Em entrevista à Pública, o secretário de Estado encarregado do mar na França, Hervé Berville, que visitou Awala-Yalimapo em abril, corroborou a visão dos pescadores. Do lado francês, afirma, não há muitas informações a respeito da possível exploração de petróleo na costa vizinha. Segundo ele, o diálogo com o governo Bolsonaro sobre questões ambientais sempre foi bastante complicado e a relação Brasil-França vem sendo retomada agora com o presidente Lula.
Petrobras reservou hotéis inteiros em Oiapoque até o fim de 2023
A busca pelo petróleo no FZA-M-59 é questionada há anos por ambientalistas e órgãos de defesa ambiental. A decisão da Petrobras de tentar explorar a região levou a um embate político, opondo o ministro de Minas e Energia, Alexandre Silveira, e a ministra Marina Silva. Deputados, senadores e autoridades do Amapá exigem a autorização para a exploração.
Enquanto aguarda parecer do Ibama, a Petrobras já reservou hotéis inteiros até pelo menos o final de 2023 no município de Oiapoque, na divisa do Amapá com a Guiana Francesa. A empresa também trabalha na adaptação do aeródromo da cidade, por meio de convênio com a prefeitura, a fim de auxiliar nas operações de exploração de petróleo no litoral do estado.

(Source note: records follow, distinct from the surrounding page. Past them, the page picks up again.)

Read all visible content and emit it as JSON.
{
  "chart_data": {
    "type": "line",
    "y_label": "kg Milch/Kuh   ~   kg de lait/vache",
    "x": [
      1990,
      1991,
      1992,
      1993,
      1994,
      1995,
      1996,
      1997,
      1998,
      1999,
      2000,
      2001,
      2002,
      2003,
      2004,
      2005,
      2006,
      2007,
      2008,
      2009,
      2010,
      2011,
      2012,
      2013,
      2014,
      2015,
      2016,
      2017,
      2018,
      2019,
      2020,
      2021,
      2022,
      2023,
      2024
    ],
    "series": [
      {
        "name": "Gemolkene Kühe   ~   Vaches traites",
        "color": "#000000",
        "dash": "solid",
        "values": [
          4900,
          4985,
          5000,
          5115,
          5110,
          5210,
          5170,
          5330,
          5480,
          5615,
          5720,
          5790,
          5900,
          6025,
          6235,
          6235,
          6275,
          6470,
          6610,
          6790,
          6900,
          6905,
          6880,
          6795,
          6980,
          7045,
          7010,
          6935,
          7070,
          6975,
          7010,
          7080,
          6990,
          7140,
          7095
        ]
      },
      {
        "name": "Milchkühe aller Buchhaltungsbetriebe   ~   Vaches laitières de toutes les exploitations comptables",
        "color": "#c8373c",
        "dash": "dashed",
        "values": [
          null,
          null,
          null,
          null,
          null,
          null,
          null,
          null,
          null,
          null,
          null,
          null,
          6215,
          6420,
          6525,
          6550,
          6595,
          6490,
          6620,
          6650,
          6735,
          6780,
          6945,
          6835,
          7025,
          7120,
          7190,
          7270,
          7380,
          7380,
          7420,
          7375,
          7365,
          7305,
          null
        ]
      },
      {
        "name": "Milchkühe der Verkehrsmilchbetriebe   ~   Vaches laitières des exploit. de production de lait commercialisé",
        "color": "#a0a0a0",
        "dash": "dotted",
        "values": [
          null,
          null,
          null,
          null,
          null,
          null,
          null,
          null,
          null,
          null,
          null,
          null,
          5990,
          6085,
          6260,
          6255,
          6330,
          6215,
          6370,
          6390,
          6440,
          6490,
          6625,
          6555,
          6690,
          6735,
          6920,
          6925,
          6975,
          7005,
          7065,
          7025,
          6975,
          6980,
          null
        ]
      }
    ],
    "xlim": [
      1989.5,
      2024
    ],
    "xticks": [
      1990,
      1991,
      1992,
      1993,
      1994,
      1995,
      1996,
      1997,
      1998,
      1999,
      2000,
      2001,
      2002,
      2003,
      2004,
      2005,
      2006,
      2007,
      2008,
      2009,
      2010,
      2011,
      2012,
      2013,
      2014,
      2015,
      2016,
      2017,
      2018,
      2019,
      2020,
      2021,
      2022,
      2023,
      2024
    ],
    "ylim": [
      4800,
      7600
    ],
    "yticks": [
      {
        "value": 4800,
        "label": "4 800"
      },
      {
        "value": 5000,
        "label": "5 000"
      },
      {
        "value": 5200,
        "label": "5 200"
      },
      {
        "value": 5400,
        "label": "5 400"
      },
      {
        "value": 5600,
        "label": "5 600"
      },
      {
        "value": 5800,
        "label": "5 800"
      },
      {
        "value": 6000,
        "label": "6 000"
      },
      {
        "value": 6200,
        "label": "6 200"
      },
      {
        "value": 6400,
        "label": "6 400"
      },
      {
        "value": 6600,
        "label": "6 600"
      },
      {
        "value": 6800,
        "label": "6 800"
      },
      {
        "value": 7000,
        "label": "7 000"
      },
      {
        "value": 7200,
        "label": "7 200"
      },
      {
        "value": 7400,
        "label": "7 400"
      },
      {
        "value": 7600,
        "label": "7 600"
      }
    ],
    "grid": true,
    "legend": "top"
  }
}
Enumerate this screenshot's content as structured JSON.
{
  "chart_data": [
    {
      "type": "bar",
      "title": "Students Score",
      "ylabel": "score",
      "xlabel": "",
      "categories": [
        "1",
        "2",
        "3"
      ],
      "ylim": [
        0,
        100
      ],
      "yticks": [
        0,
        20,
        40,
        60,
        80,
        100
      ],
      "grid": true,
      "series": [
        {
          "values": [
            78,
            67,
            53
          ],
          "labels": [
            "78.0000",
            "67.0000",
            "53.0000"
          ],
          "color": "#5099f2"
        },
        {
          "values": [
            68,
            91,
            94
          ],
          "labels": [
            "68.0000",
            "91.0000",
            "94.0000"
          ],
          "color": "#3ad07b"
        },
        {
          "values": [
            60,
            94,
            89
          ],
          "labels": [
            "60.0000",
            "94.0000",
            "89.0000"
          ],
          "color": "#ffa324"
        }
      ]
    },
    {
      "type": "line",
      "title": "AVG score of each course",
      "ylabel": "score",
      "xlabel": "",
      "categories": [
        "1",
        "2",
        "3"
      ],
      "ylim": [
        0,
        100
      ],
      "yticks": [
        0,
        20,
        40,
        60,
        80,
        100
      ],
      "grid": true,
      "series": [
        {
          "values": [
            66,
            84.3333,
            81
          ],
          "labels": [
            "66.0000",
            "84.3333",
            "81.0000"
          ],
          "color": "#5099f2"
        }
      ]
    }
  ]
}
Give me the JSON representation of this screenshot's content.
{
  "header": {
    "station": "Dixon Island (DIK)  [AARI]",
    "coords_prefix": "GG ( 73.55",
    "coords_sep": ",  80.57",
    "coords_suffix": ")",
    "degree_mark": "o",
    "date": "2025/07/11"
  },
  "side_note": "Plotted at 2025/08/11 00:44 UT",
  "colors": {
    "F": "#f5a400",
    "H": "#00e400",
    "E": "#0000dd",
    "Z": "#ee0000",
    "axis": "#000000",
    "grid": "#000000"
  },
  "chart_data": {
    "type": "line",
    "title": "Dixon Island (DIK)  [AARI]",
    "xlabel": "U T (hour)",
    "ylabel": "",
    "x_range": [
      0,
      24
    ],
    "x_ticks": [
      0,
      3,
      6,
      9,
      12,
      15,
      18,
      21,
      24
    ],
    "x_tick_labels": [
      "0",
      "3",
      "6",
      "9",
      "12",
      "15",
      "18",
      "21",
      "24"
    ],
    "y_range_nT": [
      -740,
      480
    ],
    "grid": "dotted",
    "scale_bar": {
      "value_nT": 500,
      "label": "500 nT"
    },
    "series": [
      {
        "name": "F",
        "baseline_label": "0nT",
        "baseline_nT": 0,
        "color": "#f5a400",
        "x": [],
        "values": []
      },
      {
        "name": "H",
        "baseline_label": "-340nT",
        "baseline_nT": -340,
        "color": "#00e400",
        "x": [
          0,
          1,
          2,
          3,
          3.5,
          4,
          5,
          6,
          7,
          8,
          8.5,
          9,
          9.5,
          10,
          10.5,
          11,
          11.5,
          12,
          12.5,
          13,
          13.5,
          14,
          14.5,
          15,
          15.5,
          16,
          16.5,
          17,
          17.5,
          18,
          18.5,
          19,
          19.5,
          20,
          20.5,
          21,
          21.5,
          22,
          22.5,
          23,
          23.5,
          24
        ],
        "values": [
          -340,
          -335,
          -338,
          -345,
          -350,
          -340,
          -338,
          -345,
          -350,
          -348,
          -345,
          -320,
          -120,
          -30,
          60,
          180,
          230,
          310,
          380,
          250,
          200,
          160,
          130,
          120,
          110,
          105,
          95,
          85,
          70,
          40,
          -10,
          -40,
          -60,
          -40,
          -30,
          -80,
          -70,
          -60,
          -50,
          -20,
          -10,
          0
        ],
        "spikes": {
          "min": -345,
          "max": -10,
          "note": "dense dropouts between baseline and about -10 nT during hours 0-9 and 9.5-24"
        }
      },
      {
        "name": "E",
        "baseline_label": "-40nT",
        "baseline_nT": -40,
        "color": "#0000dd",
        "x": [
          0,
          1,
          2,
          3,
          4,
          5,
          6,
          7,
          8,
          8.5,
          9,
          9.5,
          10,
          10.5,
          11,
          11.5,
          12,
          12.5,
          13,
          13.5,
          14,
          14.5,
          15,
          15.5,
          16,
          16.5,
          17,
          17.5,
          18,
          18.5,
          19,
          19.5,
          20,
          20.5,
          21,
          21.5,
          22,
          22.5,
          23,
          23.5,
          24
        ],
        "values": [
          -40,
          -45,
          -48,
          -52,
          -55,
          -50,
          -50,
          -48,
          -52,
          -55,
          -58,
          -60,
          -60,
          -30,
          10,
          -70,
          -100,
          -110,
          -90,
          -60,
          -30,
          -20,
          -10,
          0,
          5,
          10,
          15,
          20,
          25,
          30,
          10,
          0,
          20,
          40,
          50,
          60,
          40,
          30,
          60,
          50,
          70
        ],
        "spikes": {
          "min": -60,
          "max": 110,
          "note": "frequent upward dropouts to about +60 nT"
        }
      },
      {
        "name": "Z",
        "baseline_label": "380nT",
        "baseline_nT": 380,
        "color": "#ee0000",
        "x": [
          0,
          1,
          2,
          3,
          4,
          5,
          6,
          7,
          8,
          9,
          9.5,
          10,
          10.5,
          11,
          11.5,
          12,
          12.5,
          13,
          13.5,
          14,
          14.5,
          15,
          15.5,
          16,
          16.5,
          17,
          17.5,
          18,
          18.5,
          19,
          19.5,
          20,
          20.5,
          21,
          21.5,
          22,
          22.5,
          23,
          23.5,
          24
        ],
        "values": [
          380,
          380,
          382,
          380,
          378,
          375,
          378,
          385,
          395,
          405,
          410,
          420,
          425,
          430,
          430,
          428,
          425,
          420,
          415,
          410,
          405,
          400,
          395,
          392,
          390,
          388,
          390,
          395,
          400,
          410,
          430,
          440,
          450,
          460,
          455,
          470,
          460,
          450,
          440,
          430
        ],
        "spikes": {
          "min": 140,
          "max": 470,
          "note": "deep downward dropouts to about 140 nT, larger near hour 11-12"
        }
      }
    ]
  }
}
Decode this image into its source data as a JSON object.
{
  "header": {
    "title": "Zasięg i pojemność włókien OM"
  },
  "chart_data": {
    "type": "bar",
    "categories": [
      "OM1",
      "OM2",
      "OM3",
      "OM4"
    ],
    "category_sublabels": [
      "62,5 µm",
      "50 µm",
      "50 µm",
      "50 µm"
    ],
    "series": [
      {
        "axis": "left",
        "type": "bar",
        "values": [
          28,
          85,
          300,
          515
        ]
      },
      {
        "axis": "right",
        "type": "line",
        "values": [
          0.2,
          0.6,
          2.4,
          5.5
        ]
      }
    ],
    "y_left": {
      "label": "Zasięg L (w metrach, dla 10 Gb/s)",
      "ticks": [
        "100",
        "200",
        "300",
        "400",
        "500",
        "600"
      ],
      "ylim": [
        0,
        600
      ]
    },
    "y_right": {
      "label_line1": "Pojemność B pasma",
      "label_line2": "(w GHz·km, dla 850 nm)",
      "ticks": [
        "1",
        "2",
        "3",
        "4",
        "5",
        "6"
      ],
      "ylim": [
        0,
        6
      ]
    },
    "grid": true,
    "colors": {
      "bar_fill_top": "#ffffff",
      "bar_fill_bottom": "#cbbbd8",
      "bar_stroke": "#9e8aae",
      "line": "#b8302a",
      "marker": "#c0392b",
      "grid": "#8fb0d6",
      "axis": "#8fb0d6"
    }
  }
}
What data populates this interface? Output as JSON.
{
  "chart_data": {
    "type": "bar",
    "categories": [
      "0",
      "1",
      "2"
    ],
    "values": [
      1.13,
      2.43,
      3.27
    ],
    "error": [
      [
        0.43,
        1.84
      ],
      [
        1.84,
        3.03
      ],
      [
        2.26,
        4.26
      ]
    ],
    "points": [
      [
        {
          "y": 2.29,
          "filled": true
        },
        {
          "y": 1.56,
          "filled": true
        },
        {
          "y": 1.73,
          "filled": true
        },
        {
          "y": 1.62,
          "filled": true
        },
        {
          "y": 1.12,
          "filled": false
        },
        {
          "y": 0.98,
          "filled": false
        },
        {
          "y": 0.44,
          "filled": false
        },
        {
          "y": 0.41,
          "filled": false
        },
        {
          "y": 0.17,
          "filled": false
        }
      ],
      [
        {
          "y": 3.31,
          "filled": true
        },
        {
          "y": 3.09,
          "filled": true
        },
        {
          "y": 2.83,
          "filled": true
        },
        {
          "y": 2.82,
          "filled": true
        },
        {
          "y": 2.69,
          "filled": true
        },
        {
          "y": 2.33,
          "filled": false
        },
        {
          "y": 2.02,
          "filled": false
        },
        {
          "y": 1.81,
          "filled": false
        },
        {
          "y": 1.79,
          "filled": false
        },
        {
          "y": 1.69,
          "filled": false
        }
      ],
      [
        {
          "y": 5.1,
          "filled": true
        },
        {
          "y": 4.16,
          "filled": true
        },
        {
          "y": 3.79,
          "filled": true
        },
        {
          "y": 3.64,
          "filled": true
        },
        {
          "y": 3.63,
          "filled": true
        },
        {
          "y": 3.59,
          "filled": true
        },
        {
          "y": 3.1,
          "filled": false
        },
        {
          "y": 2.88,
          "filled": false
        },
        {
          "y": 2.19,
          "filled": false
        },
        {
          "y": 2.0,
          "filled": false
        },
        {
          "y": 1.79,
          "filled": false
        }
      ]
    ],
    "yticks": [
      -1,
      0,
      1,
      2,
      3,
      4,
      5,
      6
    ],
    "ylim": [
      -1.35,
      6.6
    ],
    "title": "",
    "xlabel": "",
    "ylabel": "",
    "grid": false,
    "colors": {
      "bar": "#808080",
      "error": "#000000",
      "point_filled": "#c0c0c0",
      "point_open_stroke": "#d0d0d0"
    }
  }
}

Procurado pela Pública, o prefeito Bruno Almeida não se pronunciou sobre o convênio.
Em 2022, ano em que a estatal anunciou adaptações no aeródromo do município, o Ministério Público Federal (MPF) no Amapá e Pará alertou para a o fato de que os povos Karipuna, Palikur-Arukwayene, Galibi Marworno e Galibi Kali’na serão diretamente afetados com um possível aumento de até 3.000% no tráfego aéreo da região. Na época, a recomendação do MPF demonstrava preocupação com o potencial de danos ambientais na costa da Amazônia Atlântica que poderiam atingir até o mar da Guiana Francesa.
Pesquisadora do Instituto de Pesquisas Científicas e Tecnológicas do Amapá (Iepa), Valdenira Ferreira coordenou o projeto Carta de Sensibilidade Ambiental a Derramamentos de Óleo (Cartas SAO), financiado pelo Ministério do Meio Ambiente entre 2011 e 2015, que permitiu identificar, através de cartografia e banco de dados, a sensibilidade ambiental ao derramamento de óleo no litoral brasileiro.
“Sempre que pensamos em desastre com óleo, imaginamos plataforma, mas existe um perigo real e imediato que está relacionado a estarmos na porta de entrada da bacia hidrográfica amazônica, onde está a hidrovia Solimões e Amazonas, que se conecta na foz do rio Amazonas com o oceano Atlântico”, explica.
Na quarta-feira (24), a Petrobras confirmou que pretende protocolar um novo pedido para que o Ibama reverta a decisão que barrou a exploração de petróleo na foz do rio Amazonas. No sábado (20), o presidente da estatal, Jean Paul Prates, afirmou que existe a possibilidade de “testar alguma coisa” na Guiana ou Suriname. A Petrobras não respondeu às diversas tentativas de contato da Pública.